Resilient Assignment Using Redundant Robots on Transport Networks with Uncertain Travel Time

TL;DR

This paper introduces a polynomial-time near-optimal method for assigning redundant robots to transport network goals, minimizing average waiting times despite uncertain travel times, by leveraging supermodular optimization and greedy algorithms.

Contribution

It presents a novel, computationally efficient approach for resilient robot assignment under uncertainty, utilizing supermodular minimization with matroid constraints and providing theoretical bounds.

Findings

The proposed method outperforms benchmark algorithms in simulations.

Redundant robot assignments significantly reduce waiting times.

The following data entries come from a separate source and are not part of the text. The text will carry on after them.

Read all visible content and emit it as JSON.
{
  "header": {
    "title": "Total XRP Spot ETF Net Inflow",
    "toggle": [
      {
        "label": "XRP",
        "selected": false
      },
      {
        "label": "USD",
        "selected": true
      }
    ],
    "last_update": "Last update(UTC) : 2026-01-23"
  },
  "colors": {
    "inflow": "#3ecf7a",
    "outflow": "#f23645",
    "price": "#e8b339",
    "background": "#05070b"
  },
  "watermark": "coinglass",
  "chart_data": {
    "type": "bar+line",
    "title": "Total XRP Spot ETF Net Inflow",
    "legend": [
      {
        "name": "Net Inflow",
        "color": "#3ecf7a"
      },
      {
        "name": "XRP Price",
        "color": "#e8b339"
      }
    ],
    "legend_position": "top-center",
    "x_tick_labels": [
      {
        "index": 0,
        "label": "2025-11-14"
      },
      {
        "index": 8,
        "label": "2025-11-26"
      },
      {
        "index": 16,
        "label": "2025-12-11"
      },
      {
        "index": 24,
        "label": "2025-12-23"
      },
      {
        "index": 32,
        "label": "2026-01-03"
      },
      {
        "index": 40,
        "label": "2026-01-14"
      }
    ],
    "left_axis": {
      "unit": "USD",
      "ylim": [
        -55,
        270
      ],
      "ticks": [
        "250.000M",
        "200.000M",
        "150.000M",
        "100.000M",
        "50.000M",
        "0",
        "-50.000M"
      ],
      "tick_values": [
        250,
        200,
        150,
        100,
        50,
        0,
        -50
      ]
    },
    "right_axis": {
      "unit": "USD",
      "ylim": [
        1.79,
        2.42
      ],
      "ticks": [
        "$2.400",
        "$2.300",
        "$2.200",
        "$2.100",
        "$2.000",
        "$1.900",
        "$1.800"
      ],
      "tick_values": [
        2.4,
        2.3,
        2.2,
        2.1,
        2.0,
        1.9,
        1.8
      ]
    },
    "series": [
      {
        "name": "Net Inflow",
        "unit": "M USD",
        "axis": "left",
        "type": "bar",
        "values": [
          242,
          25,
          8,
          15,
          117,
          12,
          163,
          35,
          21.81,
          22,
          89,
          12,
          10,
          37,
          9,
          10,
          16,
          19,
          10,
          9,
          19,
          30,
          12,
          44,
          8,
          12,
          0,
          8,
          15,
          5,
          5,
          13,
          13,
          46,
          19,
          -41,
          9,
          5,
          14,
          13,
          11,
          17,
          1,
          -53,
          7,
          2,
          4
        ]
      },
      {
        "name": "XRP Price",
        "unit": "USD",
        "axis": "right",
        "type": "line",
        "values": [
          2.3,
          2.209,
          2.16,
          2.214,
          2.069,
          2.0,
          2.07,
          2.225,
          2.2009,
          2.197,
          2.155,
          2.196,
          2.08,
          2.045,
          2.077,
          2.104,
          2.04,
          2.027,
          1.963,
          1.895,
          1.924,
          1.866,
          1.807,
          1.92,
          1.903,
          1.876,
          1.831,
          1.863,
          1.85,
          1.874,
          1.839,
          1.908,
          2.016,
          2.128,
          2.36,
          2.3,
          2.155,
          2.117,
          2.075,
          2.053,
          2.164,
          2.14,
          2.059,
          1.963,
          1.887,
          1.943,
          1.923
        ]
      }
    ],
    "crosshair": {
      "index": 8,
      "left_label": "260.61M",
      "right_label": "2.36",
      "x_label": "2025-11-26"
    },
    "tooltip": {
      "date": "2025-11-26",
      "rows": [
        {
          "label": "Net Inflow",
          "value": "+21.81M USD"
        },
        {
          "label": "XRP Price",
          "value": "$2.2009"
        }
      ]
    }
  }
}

Diversity in robot teams enhances resilience to travel time uncertainty.

Abstract

This paper considers the problem of assigning multiple mobile robots to goals on transport networks with uncertain information about travel times. Our aim is to produce optimal assignments, such that the average waiting time at destinations is minimized. Since noisy travel time estimates result in sub-optimal assignments, we propose a method that offers resilience to uncertainty by making use of redundant robots. However, solving the redundant assignment problem optimally is strongly NP-hard. Hence, we exploit structural properties of our mathematical problem formulation to propose a polynomial-time, near-optimal solution. We demonstrate that our problem can be reduced to minimizing a supermodular cost function subject to a matroid constraint. This allows us to develop a greedy algorithm, for which we derive sub-optimality bounds. We demonstrate the effectiveness of our approach with simulations on transport networks, where uncertain edge costs and uncertain node positions lead to noisy travel time estimates. Comparisons to benchmark algorithms show that our method performs near-optimally and significantly better than non-redundant assignment. Finally, our findings include results on the benefit of diversity and complementarity in redundant robot coalitions; these insights contribute towards providing resilience to uncertainty through targeted robot team compositions.